Soweit hatten wir uns mit der Situation arrangiert, dass wir kaum noch, und wenn doch nur mit schlechtem Gewissen, weggingen, schließlich hatten die Katzen ja so wenig von uns. Dort wo andere ihre Freunde mit immer wieder erzählten Geschichten über ihre Kinder langweilen, taten wir dasselbe mit unseren Katzengeschichten. Die Krönung war der Jahrtausendwechsel. Unser sensibler Kater saß, vor Angst erstarrt, in der hintersten Ecke vom Kleiderschrank. Wir saßen abwechselnd davor und hielten Pfötchen. Trotzdem hatte er vor lauter Schreck nach Neujahr eine Verstopfung, die wir mit Rizinusöl behandeln mussten. Das dies nicht so weiter gehen konnte, wurde uns  an einem besonders heißen Sommerabend klar. Da unsere Dachwohnung sich tagsüber stark aufheizte, und wir wegen der Katzen die Fenster nicht einfach auflassen konnten (wir wohnten im 4ten Stock), war es abends unsere erste Handlung, einen Raum nach dem anderen gründlich durchzulüften.

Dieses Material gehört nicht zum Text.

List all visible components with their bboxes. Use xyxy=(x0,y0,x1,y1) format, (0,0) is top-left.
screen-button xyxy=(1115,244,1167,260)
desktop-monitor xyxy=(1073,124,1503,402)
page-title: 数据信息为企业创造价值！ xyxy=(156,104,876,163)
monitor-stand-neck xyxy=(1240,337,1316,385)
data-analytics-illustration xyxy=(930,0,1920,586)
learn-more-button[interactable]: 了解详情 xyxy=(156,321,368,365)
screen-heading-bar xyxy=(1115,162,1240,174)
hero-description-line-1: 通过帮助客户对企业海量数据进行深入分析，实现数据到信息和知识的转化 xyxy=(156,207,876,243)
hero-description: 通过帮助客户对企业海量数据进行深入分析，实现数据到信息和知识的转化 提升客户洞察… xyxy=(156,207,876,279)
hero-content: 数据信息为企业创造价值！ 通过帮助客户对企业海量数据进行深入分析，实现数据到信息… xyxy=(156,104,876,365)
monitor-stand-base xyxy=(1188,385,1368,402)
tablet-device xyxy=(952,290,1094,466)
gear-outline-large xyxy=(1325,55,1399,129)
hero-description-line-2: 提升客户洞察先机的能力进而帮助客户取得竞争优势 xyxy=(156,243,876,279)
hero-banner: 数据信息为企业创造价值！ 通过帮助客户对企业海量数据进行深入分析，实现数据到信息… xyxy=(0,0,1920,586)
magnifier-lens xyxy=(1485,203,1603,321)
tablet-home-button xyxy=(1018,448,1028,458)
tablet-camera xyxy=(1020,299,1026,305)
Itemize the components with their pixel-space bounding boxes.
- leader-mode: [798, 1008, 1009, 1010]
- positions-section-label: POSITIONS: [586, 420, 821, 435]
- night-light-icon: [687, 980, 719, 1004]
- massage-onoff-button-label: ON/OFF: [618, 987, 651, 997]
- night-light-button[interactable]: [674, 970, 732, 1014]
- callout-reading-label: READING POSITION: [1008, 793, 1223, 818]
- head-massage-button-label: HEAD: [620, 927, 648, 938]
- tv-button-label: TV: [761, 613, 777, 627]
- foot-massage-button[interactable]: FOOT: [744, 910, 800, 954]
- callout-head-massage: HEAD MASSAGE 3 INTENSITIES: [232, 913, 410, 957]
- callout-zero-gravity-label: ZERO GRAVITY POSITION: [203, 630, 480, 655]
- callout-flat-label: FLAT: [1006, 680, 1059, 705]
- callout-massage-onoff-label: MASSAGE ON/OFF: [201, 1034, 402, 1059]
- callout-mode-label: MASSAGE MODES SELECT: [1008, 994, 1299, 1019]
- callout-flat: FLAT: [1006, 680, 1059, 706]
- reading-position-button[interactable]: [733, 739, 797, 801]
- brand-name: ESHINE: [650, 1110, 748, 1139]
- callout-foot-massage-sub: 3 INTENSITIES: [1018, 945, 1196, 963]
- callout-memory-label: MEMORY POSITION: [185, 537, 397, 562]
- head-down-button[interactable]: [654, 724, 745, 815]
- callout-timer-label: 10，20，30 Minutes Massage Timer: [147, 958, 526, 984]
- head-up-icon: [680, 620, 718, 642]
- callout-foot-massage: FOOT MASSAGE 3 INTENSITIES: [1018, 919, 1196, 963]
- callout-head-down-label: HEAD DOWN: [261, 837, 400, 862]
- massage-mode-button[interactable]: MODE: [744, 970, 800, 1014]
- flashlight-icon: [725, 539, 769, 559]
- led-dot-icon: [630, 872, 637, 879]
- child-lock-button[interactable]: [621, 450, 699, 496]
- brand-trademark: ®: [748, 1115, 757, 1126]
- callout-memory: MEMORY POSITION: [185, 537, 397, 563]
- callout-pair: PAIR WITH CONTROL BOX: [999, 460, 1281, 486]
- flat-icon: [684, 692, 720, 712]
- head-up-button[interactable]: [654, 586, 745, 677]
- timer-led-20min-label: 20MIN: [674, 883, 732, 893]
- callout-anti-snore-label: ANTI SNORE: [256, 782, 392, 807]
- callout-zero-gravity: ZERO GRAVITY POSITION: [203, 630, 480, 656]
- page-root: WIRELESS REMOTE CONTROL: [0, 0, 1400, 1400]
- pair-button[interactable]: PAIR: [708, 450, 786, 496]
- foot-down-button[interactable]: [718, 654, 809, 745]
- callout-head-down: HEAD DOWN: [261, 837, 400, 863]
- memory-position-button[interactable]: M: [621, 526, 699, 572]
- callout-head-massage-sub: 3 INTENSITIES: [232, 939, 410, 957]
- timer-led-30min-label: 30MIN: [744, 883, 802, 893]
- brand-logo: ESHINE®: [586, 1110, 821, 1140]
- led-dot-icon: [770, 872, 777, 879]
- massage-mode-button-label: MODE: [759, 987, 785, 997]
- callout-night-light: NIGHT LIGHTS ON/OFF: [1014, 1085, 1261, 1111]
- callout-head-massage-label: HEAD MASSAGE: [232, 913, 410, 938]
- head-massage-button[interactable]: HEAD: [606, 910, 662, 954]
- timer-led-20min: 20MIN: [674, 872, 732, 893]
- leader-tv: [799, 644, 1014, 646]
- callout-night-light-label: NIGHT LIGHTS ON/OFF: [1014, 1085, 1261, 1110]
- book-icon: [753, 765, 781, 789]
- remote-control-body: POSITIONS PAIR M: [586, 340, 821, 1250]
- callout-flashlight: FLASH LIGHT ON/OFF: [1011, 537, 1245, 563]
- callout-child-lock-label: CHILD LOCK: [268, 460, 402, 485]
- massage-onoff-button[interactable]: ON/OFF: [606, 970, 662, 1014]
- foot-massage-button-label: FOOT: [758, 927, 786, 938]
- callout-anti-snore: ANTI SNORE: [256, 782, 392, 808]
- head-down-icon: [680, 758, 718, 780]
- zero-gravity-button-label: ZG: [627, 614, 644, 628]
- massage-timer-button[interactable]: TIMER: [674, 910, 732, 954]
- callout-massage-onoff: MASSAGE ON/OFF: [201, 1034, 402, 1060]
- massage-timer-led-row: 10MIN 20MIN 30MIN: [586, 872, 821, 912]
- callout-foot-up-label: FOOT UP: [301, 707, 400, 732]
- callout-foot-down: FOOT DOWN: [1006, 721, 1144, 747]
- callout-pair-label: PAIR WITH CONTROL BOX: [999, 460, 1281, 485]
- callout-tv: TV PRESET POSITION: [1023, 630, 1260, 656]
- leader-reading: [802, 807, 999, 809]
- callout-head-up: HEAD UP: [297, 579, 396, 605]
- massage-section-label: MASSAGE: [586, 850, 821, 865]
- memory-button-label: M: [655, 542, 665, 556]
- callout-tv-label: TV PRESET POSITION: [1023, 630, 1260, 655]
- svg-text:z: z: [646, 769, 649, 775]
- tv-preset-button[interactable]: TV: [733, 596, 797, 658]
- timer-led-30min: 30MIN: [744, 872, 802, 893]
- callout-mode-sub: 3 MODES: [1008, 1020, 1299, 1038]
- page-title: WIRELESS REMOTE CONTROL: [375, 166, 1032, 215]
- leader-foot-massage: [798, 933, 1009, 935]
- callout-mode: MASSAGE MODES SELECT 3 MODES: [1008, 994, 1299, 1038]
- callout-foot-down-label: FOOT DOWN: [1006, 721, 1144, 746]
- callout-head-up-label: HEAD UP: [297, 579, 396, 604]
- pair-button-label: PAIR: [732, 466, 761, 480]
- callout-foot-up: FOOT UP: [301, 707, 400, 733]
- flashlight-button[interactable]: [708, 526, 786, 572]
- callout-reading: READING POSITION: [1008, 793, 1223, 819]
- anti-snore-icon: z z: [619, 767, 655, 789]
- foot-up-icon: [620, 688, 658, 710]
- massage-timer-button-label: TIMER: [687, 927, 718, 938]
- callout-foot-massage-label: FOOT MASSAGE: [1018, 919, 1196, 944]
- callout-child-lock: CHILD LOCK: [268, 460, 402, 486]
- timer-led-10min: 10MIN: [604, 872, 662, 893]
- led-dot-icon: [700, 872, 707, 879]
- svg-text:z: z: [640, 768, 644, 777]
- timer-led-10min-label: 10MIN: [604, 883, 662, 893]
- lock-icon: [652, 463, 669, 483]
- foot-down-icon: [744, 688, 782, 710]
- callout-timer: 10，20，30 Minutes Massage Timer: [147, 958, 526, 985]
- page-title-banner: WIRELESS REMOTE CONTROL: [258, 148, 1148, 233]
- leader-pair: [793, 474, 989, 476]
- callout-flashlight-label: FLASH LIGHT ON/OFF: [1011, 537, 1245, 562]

Dabei hatten wir ein Dachflächenfenster offensichtlich nicht wieder ordentlich verschlossen, denn plötzlich sah mich unser Kater statt von drinnen, von draußen an. Natürlich versuchte ich ihn nach drinnen zu locken, doch ich hatte nicht die geringste Chance. Auf der Suche nach seinem Fluchtweg sah ich gerade noch das Hinterteil unserer Katze durch ein Dachfenster nach draußen verschwinden. Damit brachen für uns zwei harte Stunden an. So lange dauerte der Ausflug über die Dächer der Stadt. Von Selbstvorwürfen geplagt, wartete immer einer von uns bei weit geöffneten Fenstern in der Wohnung, während der andere bei Nachbarn klingelte, um eventuell in fremde Dachböden eingedrungene Katzen zu befreien. Dabei hatten wir Schreckensvisionen von abgestürzten, oder von auf einem Dachboden oder in einer Wohnung versehentlich eingesperrten Katzen. Unsere Ausreißer hingegen hatten anscheinend eine schöne Zeit. Aufgeregt erzählend kamen sie nach etwa zwei Stunden wieder nach Hause. Von da an probierten sie ständig das Fenster erneut zu öffnen. Die Tapete daneben hing nach einiger Zeit in Fetzen herunter. Wir versuchten die beiden mit Ausflügen ins Treppenhaus und in den Keller zu bestechen, doch ohne Erfolg. Sie wollten ihre Freiheit und zwar ganz oder gar nicht. Die Konsequenz aus diesem Vorfall war letztendlich ein Umzug der ganzen Familie aufs Land. Sicher, auch wir wollten raus aus dem Verkehrslärm und sahen einer etwas weniger städtischen Umgebung froh entgegen, ausschlaggebend waren jedoch unsere vierfüßigen Tyrannen.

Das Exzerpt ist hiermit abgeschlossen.